The departing Disney rubbed it in by releasing a resignation letter to Eisner in which he said, "It is my sincere belief that it is you who should be leaving and not me," and listing seven grievances against Eisner. Disney blamed him for building theme parks "on the cheap," for presiding over a "creative brain drain," and for squandering the Disney name by creating a perception that the company is "rapacious, soulless and always looking for the 'quick buck.'" Dissent from Eisner's micromanagement style comes from other corners of the Mouse House too. Harvey Weinstein, co-chairman of Disney-owned Miramax Films, has told National Public Radio that if Eisner let him and Miramax go, "that might be a cause for celebration in all quarters, ours included."

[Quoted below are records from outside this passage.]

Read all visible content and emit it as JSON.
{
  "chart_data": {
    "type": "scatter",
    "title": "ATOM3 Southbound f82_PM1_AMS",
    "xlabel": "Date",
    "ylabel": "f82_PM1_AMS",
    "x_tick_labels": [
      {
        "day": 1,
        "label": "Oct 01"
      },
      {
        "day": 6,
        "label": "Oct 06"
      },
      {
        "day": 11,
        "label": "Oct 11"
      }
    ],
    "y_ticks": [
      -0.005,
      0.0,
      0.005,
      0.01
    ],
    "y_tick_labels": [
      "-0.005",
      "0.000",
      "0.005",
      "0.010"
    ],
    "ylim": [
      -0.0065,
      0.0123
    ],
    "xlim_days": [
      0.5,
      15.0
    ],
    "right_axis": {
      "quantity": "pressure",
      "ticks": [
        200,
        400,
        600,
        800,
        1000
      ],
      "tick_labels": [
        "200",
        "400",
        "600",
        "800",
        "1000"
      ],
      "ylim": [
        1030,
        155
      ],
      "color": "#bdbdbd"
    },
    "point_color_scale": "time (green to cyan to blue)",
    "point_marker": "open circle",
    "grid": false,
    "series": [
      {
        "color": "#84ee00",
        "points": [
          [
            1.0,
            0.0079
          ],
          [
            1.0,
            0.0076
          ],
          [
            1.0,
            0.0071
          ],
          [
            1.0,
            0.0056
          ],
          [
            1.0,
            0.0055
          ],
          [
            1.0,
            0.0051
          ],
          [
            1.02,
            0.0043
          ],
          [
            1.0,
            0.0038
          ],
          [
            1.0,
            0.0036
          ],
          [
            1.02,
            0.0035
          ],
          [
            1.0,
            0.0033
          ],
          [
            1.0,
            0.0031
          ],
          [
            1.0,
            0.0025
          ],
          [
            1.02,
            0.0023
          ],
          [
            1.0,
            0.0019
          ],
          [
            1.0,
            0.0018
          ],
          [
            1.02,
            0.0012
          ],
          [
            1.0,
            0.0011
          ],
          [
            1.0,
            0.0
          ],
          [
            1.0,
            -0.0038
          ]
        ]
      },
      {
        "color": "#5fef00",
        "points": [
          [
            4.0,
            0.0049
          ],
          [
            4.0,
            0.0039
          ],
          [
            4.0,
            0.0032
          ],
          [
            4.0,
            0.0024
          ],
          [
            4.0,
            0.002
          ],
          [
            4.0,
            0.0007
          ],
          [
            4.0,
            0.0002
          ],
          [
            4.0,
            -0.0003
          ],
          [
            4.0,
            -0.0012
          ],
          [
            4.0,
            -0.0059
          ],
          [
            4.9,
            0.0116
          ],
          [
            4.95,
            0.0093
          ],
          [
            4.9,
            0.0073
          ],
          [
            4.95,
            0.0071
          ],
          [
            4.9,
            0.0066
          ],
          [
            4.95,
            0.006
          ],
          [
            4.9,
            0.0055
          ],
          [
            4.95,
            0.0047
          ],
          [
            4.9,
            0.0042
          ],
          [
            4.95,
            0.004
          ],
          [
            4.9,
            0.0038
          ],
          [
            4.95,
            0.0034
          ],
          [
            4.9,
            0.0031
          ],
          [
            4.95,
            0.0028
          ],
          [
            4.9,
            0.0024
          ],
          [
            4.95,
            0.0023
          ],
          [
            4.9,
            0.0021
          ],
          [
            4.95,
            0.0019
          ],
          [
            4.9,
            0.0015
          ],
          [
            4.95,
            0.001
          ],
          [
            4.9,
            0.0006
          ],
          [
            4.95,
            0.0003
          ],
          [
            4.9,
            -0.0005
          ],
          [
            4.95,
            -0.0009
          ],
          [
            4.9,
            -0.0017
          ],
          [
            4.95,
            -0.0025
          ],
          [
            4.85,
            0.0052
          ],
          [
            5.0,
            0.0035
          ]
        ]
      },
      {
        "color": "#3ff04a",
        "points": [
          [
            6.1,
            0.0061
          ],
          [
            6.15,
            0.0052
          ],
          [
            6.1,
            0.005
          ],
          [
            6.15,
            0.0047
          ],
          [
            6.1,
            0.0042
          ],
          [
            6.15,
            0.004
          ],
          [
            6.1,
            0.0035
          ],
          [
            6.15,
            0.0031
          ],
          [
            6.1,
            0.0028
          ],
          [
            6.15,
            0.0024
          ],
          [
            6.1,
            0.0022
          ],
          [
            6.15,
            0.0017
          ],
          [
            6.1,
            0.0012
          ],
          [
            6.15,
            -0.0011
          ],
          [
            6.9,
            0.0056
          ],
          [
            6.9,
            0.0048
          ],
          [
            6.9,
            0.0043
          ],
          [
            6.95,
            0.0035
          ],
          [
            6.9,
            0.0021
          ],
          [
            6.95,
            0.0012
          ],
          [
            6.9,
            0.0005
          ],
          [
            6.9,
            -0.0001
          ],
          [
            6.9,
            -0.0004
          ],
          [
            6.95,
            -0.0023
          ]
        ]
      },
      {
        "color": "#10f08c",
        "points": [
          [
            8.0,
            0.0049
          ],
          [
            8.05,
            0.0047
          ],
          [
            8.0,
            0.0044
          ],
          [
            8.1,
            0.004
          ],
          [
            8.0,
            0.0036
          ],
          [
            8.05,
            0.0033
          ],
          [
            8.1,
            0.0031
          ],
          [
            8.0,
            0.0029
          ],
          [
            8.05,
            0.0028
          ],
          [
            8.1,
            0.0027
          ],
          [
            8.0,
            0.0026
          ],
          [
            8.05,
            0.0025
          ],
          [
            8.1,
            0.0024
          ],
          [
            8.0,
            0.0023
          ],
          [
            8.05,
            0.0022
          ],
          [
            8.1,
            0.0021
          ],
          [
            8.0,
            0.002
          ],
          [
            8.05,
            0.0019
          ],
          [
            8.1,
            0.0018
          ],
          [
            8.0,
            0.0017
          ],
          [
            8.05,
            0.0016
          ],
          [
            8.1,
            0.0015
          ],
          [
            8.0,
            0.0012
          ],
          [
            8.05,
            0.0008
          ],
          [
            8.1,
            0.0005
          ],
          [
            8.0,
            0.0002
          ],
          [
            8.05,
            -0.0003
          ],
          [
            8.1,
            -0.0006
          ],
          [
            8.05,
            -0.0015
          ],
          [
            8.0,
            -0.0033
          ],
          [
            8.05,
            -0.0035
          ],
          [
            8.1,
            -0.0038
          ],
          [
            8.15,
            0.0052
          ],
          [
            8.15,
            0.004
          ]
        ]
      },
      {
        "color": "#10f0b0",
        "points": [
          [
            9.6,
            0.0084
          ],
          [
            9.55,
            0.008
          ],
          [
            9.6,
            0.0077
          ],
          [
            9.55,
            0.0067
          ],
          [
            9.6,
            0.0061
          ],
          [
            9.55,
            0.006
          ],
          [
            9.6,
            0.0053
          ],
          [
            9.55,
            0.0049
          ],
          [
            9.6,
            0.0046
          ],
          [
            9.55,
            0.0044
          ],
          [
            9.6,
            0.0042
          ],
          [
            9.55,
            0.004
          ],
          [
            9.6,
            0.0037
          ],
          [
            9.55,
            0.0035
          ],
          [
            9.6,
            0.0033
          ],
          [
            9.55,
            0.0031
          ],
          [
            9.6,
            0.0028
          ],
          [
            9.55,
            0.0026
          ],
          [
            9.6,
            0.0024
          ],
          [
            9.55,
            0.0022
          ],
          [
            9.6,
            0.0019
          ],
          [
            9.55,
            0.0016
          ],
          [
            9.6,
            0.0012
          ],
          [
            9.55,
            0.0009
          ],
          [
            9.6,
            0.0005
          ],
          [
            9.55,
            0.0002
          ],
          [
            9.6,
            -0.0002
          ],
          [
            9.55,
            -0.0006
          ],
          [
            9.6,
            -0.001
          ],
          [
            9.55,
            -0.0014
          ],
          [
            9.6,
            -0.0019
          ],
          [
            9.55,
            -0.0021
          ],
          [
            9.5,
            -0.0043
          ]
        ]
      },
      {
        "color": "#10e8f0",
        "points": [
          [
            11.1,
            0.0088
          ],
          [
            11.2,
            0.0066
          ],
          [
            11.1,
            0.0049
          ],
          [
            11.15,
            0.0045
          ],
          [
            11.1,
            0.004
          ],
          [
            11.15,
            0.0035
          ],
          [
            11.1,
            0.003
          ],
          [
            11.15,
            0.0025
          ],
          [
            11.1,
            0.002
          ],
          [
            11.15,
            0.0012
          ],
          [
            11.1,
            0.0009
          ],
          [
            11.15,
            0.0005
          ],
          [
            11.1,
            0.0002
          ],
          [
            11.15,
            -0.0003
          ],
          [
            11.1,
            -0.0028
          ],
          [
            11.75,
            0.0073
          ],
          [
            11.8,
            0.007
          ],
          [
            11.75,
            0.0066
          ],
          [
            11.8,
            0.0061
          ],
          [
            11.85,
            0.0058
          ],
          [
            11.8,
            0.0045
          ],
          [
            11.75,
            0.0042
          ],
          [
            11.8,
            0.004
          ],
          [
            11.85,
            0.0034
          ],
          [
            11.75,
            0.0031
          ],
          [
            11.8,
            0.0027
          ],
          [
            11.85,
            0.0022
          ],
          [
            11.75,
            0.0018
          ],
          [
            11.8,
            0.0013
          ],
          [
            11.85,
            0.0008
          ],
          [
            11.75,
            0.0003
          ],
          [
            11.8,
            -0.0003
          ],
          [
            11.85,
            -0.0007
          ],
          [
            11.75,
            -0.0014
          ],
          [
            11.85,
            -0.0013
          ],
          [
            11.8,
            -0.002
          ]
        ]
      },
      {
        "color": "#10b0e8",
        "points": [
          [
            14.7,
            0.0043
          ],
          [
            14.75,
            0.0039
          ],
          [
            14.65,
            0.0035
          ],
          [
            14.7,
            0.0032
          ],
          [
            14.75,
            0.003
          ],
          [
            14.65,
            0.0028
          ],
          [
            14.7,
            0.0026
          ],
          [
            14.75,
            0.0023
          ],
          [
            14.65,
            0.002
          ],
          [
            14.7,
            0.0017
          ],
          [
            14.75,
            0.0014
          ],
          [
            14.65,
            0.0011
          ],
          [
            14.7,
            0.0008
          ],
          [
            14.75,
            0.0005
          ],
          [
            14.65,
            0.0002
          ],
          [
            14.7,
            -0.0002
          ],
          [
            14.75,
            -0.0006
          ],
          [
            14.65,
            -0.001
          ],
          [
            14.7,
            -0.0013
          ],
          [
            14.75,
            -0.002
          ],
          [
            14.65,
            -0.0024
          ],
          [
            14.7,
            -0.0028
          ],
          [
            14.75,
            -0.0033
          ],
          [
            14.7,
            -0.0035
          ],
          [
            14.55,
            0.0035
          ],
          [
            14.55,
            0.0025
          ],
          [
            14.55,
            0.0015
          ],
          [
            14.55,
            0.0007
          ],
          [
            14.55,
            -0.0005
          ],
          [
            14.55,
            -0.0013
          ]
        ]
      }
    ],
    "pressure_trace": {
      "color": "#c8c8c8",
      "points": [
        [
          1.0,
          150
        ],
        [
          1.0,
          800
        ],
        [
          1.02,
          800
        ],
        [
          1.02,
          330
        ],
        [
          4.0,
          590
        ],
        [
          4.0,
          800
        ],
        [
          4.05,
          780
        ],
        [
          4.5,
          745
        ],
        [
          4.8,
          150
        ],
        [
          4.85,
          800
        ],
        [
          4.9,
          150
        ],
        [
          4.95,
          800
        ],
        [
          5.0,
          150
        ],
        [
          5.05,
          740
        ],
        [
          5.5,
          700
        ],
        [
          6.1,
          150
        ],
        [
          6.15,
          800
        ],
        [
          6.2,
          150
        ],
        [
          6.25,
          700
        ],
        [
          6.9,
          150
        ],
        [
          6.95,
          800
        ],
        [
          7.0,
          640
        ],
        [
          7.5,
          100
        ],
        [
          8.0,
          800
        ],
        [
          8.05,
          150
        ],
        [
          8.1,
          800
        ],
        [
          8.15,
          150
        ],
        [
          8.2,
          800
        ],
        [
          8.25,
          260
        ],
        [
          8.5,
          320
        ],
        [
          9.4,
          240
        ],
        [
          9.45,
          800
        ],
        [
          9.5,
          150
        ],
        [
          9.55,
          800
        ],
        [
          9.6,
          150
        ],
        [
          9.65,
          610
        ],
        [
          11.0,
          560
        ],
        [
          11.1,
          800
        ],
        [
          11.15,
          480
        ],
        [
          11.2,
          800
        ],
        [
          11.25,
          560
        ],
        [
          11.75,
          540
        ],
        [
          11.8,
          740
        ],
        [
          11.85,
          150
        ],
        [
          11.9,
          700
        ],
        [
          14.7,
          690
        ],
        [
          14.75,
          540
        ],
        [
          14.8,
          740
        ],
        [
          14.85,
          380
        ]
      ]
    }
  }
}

While Eisner declined to be interviewed, a company executive claimed that Roy Disney was sniping from a weak position, that he was less interested in what happened at company headquarters in Burbank, Calif., than in sailing his yacht off the coast of Ireland, where he owns a large home in County Cork. "Roy has not opened his mouth at a board meeting in years," the executive said. "And Stanley would only complain incessantly and never offer alternatives."

Disney may have missed his best shot at Eisner last year, when the stock was hitting six-year lows and Eisner faced heavy pressure for chairing a board widely considered to be one of the least independent in corporate America. One of his survival tactics was to consent to reforms, paring the board from 17 to 13 members and setting up a long-awaited succession plan (Eisner has hinted that Disney president and COO Robert Iger will be next, though he reportedly keeps the name of his chosen successor in a closely guarded sealed envelope). To remove appearances that it was a rubber-stamp board, he did not renominate such directors as actor Sidney Poitier and architect Robert A.M. Stern. But another board member was conspicuously absent from the slate this year: Andrea Van de Kamp, chairman of Sotheby's West Coast and a harsh Eisner critic. Even the latest board addition, John Chen, CEO of Sybase, told a Bloomberg reporter, "Disney's board independence isn't very good."